What these results do provide is evidence that, indeed, the suggested AI 2027 timelines are unlikely to be met; this should perhaps nudge us towards slightly longer timelines.
The first set of predictions (the two agent benchmarks) might take twice as long in reality - say, 6 months to hit those milestones instead of 3.
If we stretch the entire timeline by that factor, everything would run about 2x slower, so a self-improving AI is achieved by 2029 (four years from now) instead of 2027.
This is all getting highly speculative, and can be taken in different directions:
- longer timelines: AI 2027's earlier predictions were easier to reason about, since they were closer to the capabilities at time of publishing. If even those milestones arrive late, it suggests real-life tends to be slower than predicted, and the intelligence explosion (which has far more unknowns) is likely to be pushed down even further.on the other hand, it might be argued that we're at a 'low point' in the AI product cycle, and extrapolation based on this time period is unjustified. The release of GPT5 (and similarly capable models) might provide better insights.
Also, it's clear that benchmarks are not a perfect way to measure capabilities, and often benchmark scores don't reflect the models' real-world utility. I believe benchmarks are often played too optimistically (companies achieve impressive-looking scores by optimizing narrow tasks while real-world performance is disappointing), but the reverse is also possible (a benchmark is unnecessarily difficult and a mediocre score hides impressive real-world performance).

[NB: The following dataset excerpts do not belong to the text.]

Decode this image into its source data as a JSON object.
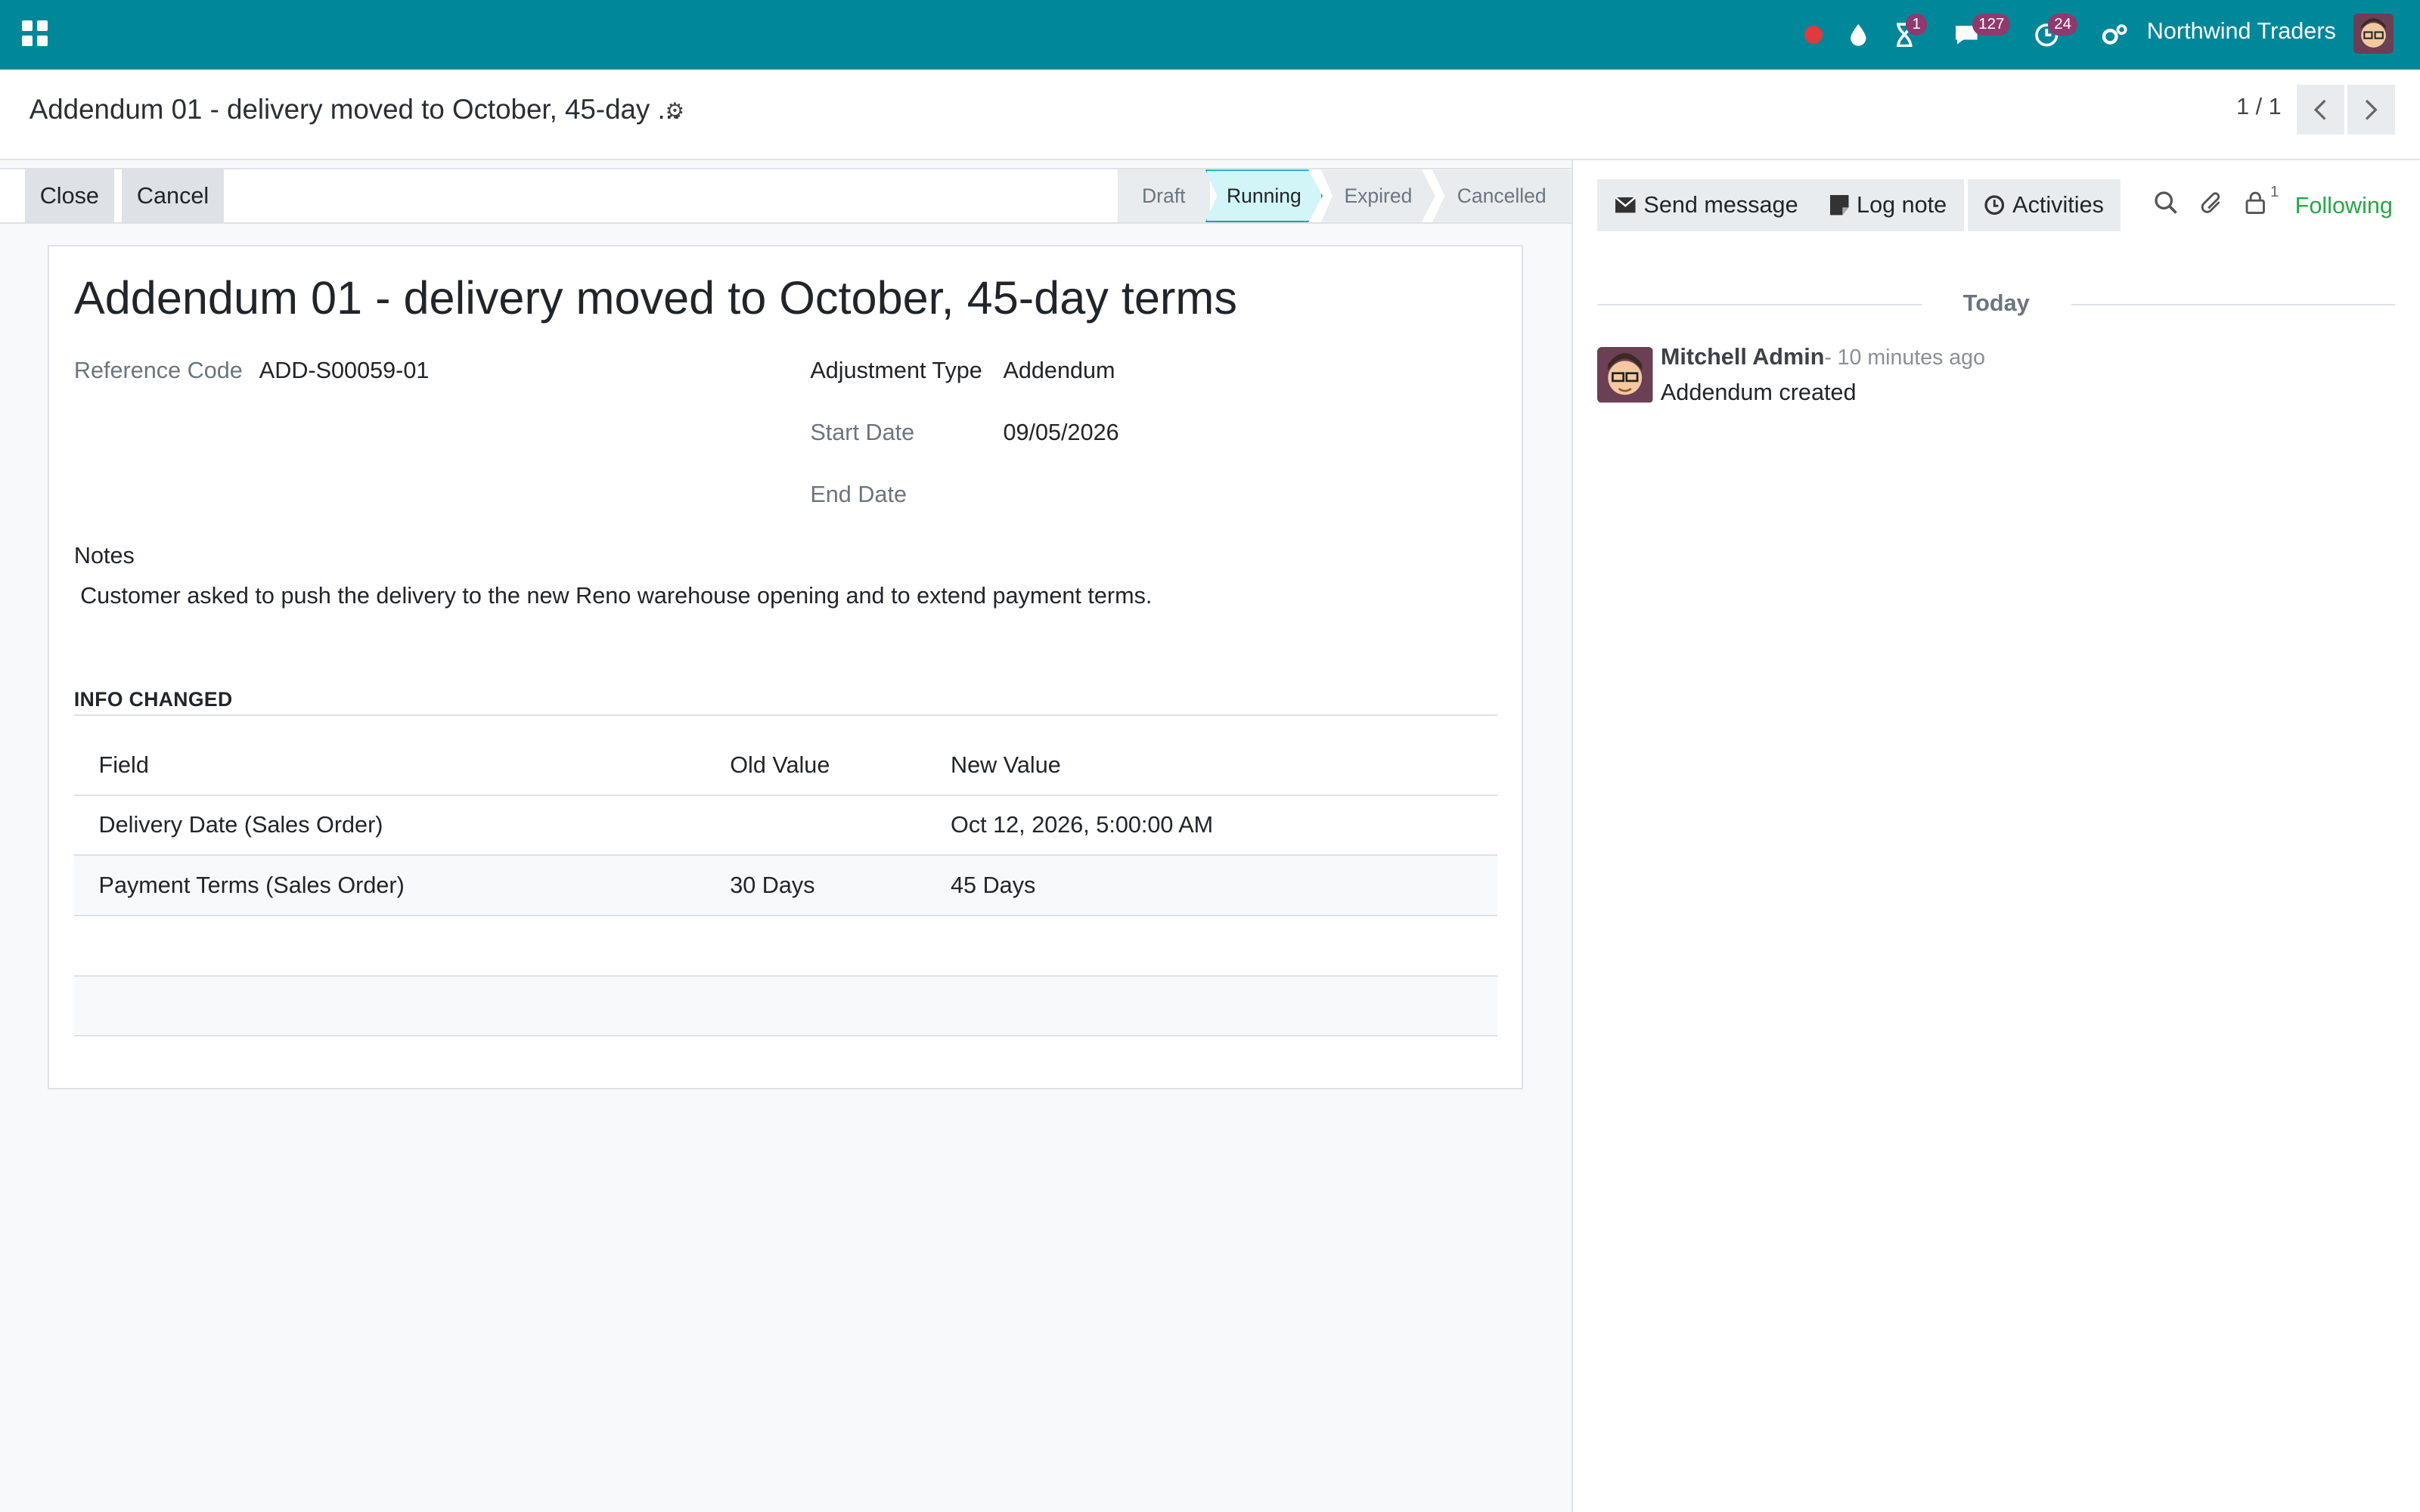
{
  "navbar": {
    "company": "Northwind Traders",
    "activity_badge": "1",
    "messages_badge": "127",
    "clock_badge": "24"
  },
  "control": {
    "breadcrumb": "Addendum 01 - delivery moved to October, 45-day ...",
    "pager": "1 / 1"
  },
  "statusbar": {
    "close_label": "Close",
    "cancel_label": "Cancel",
    "stages": [
      "Draft",
      "Running",
      "Expired",
      "Cancelled"
    ],
    "active_stage": "Running"
  },
  "form": {
    "title": "Addendum 01 - delivery moved to October, 45-day terms",
    "reference_code_label": "Reference Code",
    "reference_code": "ADD-S00059-01",
    "adjustment_type_label": "Adjustment Type",
    "adjustment_type": "Addendum",
    "start_date_label": "Start Date",
    "start_date": "09/05/2026",
    "end_date_label": "End Date",
    "end_date": "",
    "notes_label": "Notes",
    "notes": "Customer asked to push the delivery to the new Reno warehouse opening and to extend payment terms.",
    "section_title": "INFO CHANGED",
    "table": {
      "headers": [
        "Field",
        "Old Value",
        "New Value"
      ],
      "rows": [
        [
          "Delivery Date (Sales Order)",
          "",
          "Oct 12, 2026, 5:00:00 AM"
        ],
        [
          "Payment Terms (Sales Order)",
          "30 Days",
          "45 Days"
        ]
      ]
    }
  },
  "chatter": {
    "send_message": "Send message",
    "log_note": "Log note",
    "activities": "Activities",
    "followers_count": "1",
    "following": "Following",
    "date_separator": "Today",
    "message": {
      "author": "Mitchell Admin",
      "time": "- 10 minutes ago",
      "body": "Addendum created"
    }
  },
  "colors": {
    "navbar": "#00879a",
    "active_stage": "#d2f5f7",
    "following": "#28a745",
    "badge": "#8e3a6f"
  }
}
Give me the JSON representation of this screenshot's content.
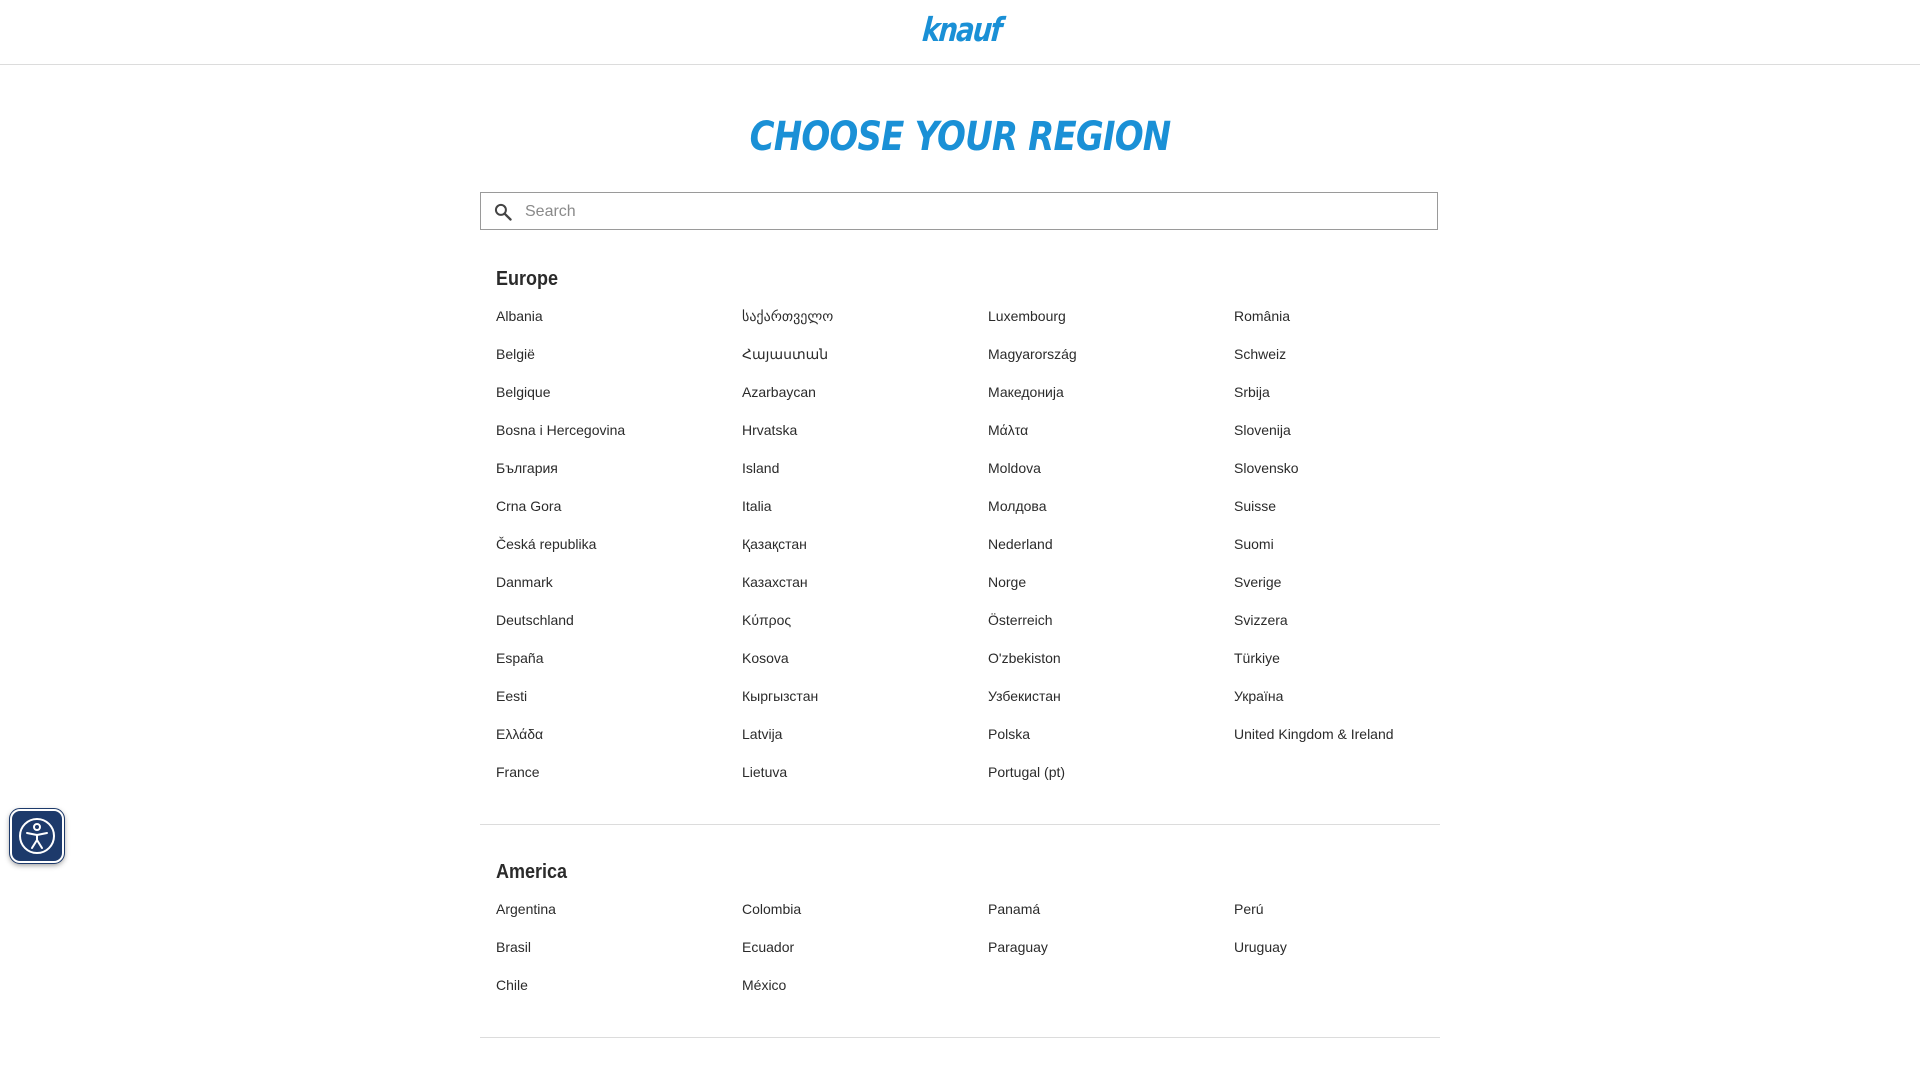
{
  "header": {
    "logo_text": "knauf",
    "brand_color": "#1a90d6"
  },
  "main": {
    "title": "CHOOSE YOUR REGION"
  },
  "search": {
    "placeholder": "Search",
    "value": "",
    "icon": "search-icon"
  },
  "regions": [
    {
      "name": "Europe",
      "countries": [
        "Albania",
        "België",
        "Belgique",
        "Bosna i Hercegovina",
        "България",
        "Crna Gora",
        "Česká republika",
        "Danmark",
        "Deutschland",
        "España",
        "Eesti",
        "Ελλάδα",
        "France",
        "საქართველო",
        "Հայաստան",
        "Azarbaycan",
        "Hrvatska",
        "Island",
        "Italia",
        "Қазақстан",
        "Казахстан",
        "Κύπρος",
        "Kosova",
        "Кыргызстан",
        "Latvija",
        "Lietuva",
        "Luxembourg",
        "Magyarország",
        "Македонија",
        "Μάλτα",
        "Moldova",
        "Молдова",
        "Nederland",
        "Norge",
        "Österreich",
        "O'zbekiston",
        "Узбекистан",
        "Polska",
        "Portugal (pt)",
        "România",
        "Schweiz",
        "Srbija",
        "Slovenija",
        "Slovensko",
        "Suisse",
        "Suomi",
        "Sverige",
        "Svizzera",
        "Türkiye",
        "Україна",
        "United Kingdom & Ireland"
      ]
    },
    {
      "name": "America",
      "countries": [
        "Argentina",
        "Brasil",
        "Chile",
        "Colombia",
        "Ecuador",
        "México",
        "Panamá",
        "Paraguay",
        "Perú",
        "Uruguay"
      ]
    }
  ],
  "accessibility": {
    "icon": "accessibility-icon",
    "color": "#1d3a6b"
  }
}
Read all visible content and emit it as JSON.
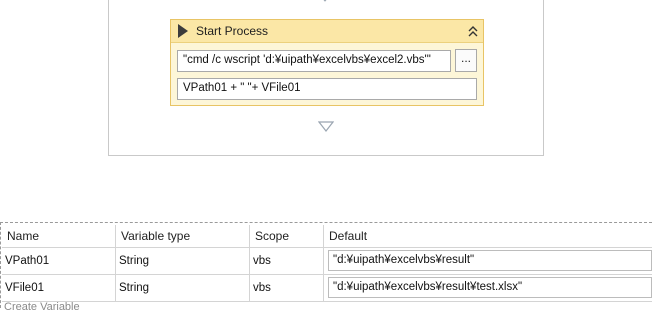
{
  "activity": {
    "title": "Start Process",
    "icon": "play-icon",
    "collapse_icon": "double-chevron-up-icon",
    "arguments_value": "\"cmd /c wscript   'd:¥uipath¥excelvbs¥excel2.vbs'\"",
    "browse_label": "...",
    "path_value": "VPath01 + \" \"+ VFile01",
    "header_color": "#fbe7a6",
    "body_color": "#fdf6d8",
    "border_color": "#e8c465"
  },
  "variables": {
    "headers": [
      "Name",
      "Variable type",
      "Scope",
      "Default"
    ],
    "rows": [
      {
        "name": "VPath01",
        "type": "String",
        "scope": "vbs",
        "default": "\"d:¥uipath¥excelvbs¥result\""
      },
      {
        "name": "VFile01",
        "type": "String",
        "scope": "vbs",
        "default": "\"d:¥uipath¥excelvbs¥result¥test.xlsx\""
      }
    ],
    "create_label": "Create Variable"
  }
}
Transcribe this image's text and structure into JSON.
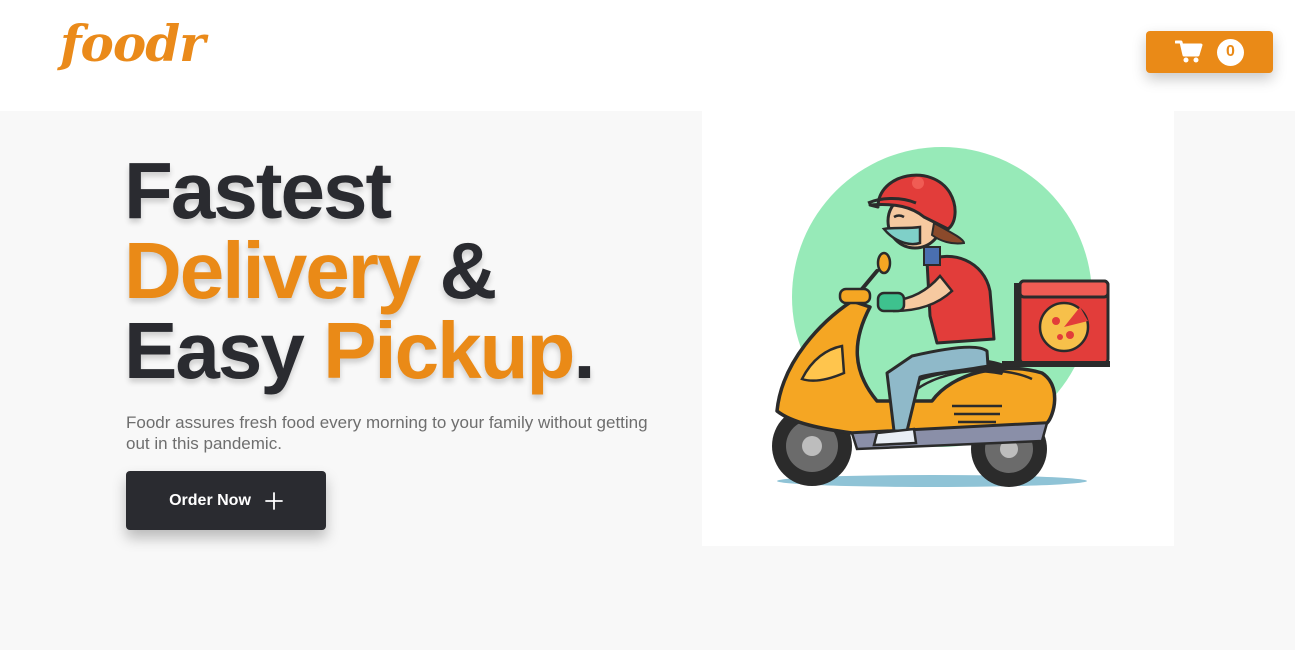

Thus, "SWEBench progress is slower than expected" does not necessarily amount to "agent progress is slower than expected". However, I do believe there's a non-zero correlation between the two statements. And while imperfect, benchmarks are still our best way to test progress, rather than ambiguous discussion on which models "seem better". METR has done impressive research in formalizing benchmarks and gaining insights from partial numerical data.
I believe that frequent discussion on how the timelines play out is valuable; a monthly community post analyzing the AI 2027 timelines can be a great way to check our assumptions.
If the consensus is that the original timeline was too aggressive, another idea for community effort is rewriting the original plot with a longer-term horizon, say an "AI 2030" narrative, which will be published here and then analyzed in real-time, month by month.
- ^
Arguably there's still time. In 2.5 months we'll enter Q4 of 2025; at that point, the Stumbling Agents predictions should have been fully played out, and the next chapter of the narrative should start ("Late 2025: The World’s Most Expensive AI").
- ^
The new OpenAI agent model does mention SWEBench Verified in its system card, where it is roughly comparable (or slightly behind) o3's performance.